Bernadette Soubirous was born on 7 January 1844, at the Boly Mill, in Lourdes, a fertile and mountainous region in southern France.

She was to become one of the most famous seers of Our Lady, and Lourdes itself was to become known worldwide, both for the numerous apparitions of Our Lady and for the many miraculous cures there from the Lourdes water.

At age 11, Bernadette contracted Asthma, and this was later complicated by Tuberculosis, the combination of which conditions led to her death at the young age of 35.

Our Lady appeared to Bernadette 18 times in all, between 11 February 1858 and 16 July 1858, at the Grotto of Massabielle.

On the ninth apparition, on February 25, Our Lady told Bernadette to drink from the spring. Since she could not see a spring, she started to go to the river, but the vision called her back, and pointed to a particular spot in the grotto. Bernadette got down on her hands and knees, and found a patch of damp soil, but could not drink from it. She dug into it with her hands, and water began to flow, so that she could drink some. That spring has flowed ever since, and pilgrims there fill their own containers with water from the spring. Many thousands of miraculous cures have been attributed to the water - that is to the saving and loving action of Our Lady and her Divine Son, through the sign of the water.
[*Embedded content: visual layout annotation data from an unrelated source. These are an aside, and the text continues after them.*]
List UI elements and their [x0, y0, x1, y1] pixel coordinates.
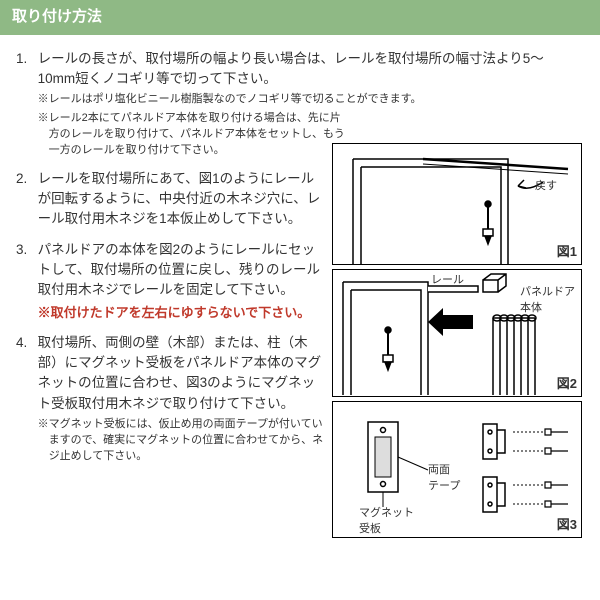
- step-4: 取付場所、両側の壁（木部）または、柱（木部）にマグネット受板をパネルドア本体のマ…: [16, 333, 326, 465]
- fig2-rail-label: レール: [431, 272, 464, 289]
- step-3: パネルドアの本体を図2のようにレールにセットして、取付場所の位置に戻し、残りのレ…: [16, 240, 326, 323]
- step-2: レールを取付場所にあて、図1のようにレールが回転するように、中央付近の木ネジ穴に…: [16, 169, 326, 230]
- step-4-note-1: ※マグネット受板には、仮止め用の両面テープが付いていますので、確実にマグネットの…: [38, 417, 326, 465]
- step-3-warning: ※取付けたドアを左右にゆすらないで下さい。: [38, 303, 326, 323]
- step-3-text: パネルドアの本体を図2のようにレールにセットして、取付場所の位置に戻し、残りのレ…: [38, 242, 320, 298]
- header-title: 取り付け方法: [12, 8, 102, 25]
- step-1-note-2: ※レール2本にてパネルドア本体を取り付ける場合は、先に片方のレールを取り付けて、…: [38, 111, 348, 159]
- step-2-text: レールを取付場所にあて、図1のようにレールが回転するように、中央付近の木ネジ穴に…: [38, 171, 321, 227]
- fig3-tape-label: 両面 テープ: [428, 462, 460, 495]
- step-4-text: 取付場所、両側の壁（木部）または、柱（木部）にマグネット受板をパネルドア本体のマ…: [38, 335, 322, 411]
- figure-3: 両面 テープ マグネット 受板 図3: [332, 401, 582, 538]
- figure-1: 戻す 図1: [332, 143, 582, 265]
- figure-2: レール パネルドア 本体 図2: [332, 269, 582, 397]
- header-bar: 取り付け方法: [0, 0, 600, 35]
- figure-1-svg: [333, 144, 583, 266]
- fig3-label: 図3: [557, 515, 577, 535]
- step-1-text: レールの長さが、取付場所の幅より長い場合は、レールを取付場所の幅寸法より5～10…: [38, 51, 544, 86]
- fig1-label: 図1: [557, 242, 577, 262]
- step-1-note-1: ※レールはポリ塩化ビニール樹脂製なのでノコギリ等で切ることができます。: [38, 92, 576, 108]
- figures-column: 戻す 図1: [332, 143, 582, 542]
- fig1-return-label: 戻す: [535, 178, 557, 195]
- content-area: レールの長さが、取付場所の幅より長い場合は、レールを取付場所の幅寸法より5～10…: [0, 35, 600, 485]
- fig3-magnet-label: マグネット 受板: [359, 505, 414, 538]
- fig2-panel-label: パネルドア 本体: [520, 284, 575, 317]
- fig2-label: 図2: [557, 374, 577, 394]
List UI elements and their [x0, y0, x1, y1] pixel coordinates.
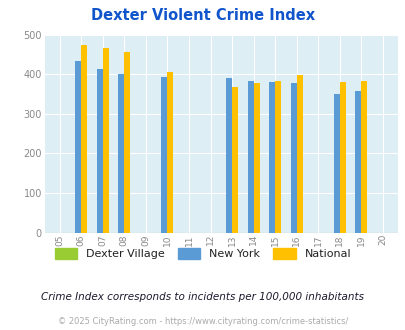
- Bar: [360, 82, 367, 233]
- Bar: [81, 45, 87, 233]
- Bar: [247, 81, 253, 233]
- Bar: [226, 78, 232, 233]
- Bar: [232, 87, 237, 233]
- Bar: [75, 61, 81, 233]
- Bar: [269, 82, 275, 233]
- Bar: [253, 83, 259, 233]
- Legend: Dexter Village, New York, National: Dexter Village, New York, National: [50, 244, 355, 263]
- Bar: [161, 77, 167, 233]
- Bar: [333, 94, 339, 233]
- Bar: [102, 48, 109, 233]
- Bar: [275, 81, 280, 233]
- Bar: [296, 75, 302, 233]
- Bar: [339, 82, 345, 233]
- Bar: [354, 91, 360, 233]
- Bar: [96, 69, 102, 233]
- Bar: [118, 74, 124, 233]
- Bar: [290, 83, 296, 233]
- Text: © 2025 CityRating.com - https://www.cityrating.com/crime-statistics/: © 2025 CityRating.com - https://www.city…: [58, 317, 347, 326]
- Bar: [124, 52, 130, 233]
- Text: Crime Index corresponds to incidents per 100,000 inhabitants: Crime Index corresponds to incidents per…: [41, 292, 364, 302]
- Text: Dexter Violent Crime Index: Dexter Violent Crime Index: [91, 8, 314, 23]
- Bar: [167, 72, 173, 233]
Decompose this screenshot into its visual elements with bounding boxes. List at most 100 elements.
The water has been scientifically analysed and found to contain nothing which could possibly contribute to miraculous cures.

Bernadette was canonised (declared a Saint) on 8th December (Feastday of the Immaculate Conception) in 1933 by Pope Pius XI.

Her body was exhumed in 1926, almost 50 years after her death, and found to be incorrupt.

Her body is now enclosed in a Brass and Crystal coffin, and on view, in the chapel at the Convent of Nevers, France.